Sunday, December 12, 2010

Featured Article

The following article was featured on TouristAttitude, on Dec. 12th, 2010, click here to see it there.


"Benares (Varanasi) is older than history, older than tradition, older even than legend, and looks twice as old as all of them put together." - Mark Twain

Earlier this year, I found myself in Varanasi. This was my first adventure on the Indian subcontinent, and in typical vagabond style, I planned nothing ahead of time. I envisioned a quick stopover for one or two nights, nothing fancy, before trudging onward to New Delhi – a grueling train journey that can last upwards of 24 hours! After my first rooftop smoke, and listening to a passionate call to prayer as the sun was slowly setting – I knew I wouldn't be going anywhere in a hurry.

My Dad had always told me that when he died, he wanted me to take his ashes to Varanasi and scatter them in the Ganges river, to do this he said was 'a passport to heaven.' I later learned that there are only fifteen days each year (determined by astrology) known as the 'festival of the dead' in which one can escape the cycle of rebirth, and the doorway to Nirvana is opened. While the chances of dying within this window of opportunity are less than five percent, many elderly people in India choose to live our their final days in Varanasi, in the hopes that they'll be in the lucky minority. 

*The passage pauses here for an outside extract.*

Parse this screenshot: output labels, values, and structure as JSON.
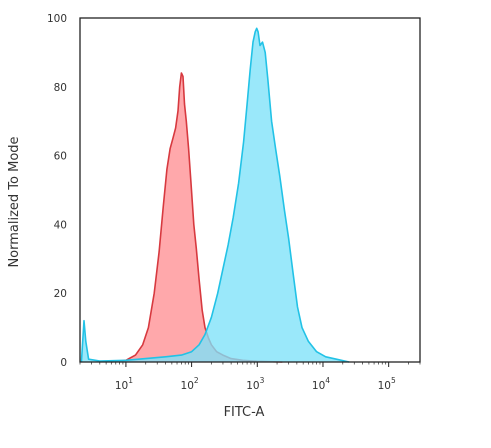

There are many houses for the sick and dying in town, and with some of the more popular ghats cremating up to 200 bodies on any given day, you'd be forgiven for thinking that Varanasi is all doom and gloom. While death may be an everyday affair, life is too, something which people often forget. Walk down any street and you're bound to hear laughter, see smiles and feel the forces of life tugging at your sleeve.

Locals like to tell foreigners that Varanasi is the oldest city in the world, and while this claim may be disputed by scholars, the city has been continually inhabited for at least 3000 years. Legend has it that Shiva gifted this city to his wife as a wedding gift, earning it the nickname of 'honeymoon city.' A festival is held during February/March each year, coincidentally landing on Valentine's Day. The town is awash with drunken lovers, and bhang lassi (think marijuana milkshake) flows freely. Don't be surprised to see locals pouring tea or whiskey for a seemingly invisible person, this is Shiva's city and these offerings are a sign of respect. 

After two weeks in town, I decided to do as the locals do, and bathe in the holy river. The Ganges river is the holiest river in all of India, and is known in circles as the 'Hindu heartbeat.' Over two million pilgrims bathe in the waters each day, with around 60,000 in Varanasi alone. I decide to live in the moment, shake off the numerous warnings I have received both at home and abroad, and go for an early morning dip. (For an extended story on my plunge into murkiness, click here

The soundtrack to the Ganges at this time in the morning is a slow repetitive drumbeat, with collective prayers of the faithful and the constant scoop and splash of sacred water. Step by slippery step, I descend down the ghats and into the murky brown water. The color and consistency is something like French onion soup. It is at this point that my brain feels the need to remind me that along the 7km stretch of river that runs through town, there are over 30 sewers pumping out last night's masala dosa. As I remember a disembodied skull that was bobbing up and down beside the boat, only days earlier on a sunset cruise – I decide abruptly that it's time to dry off.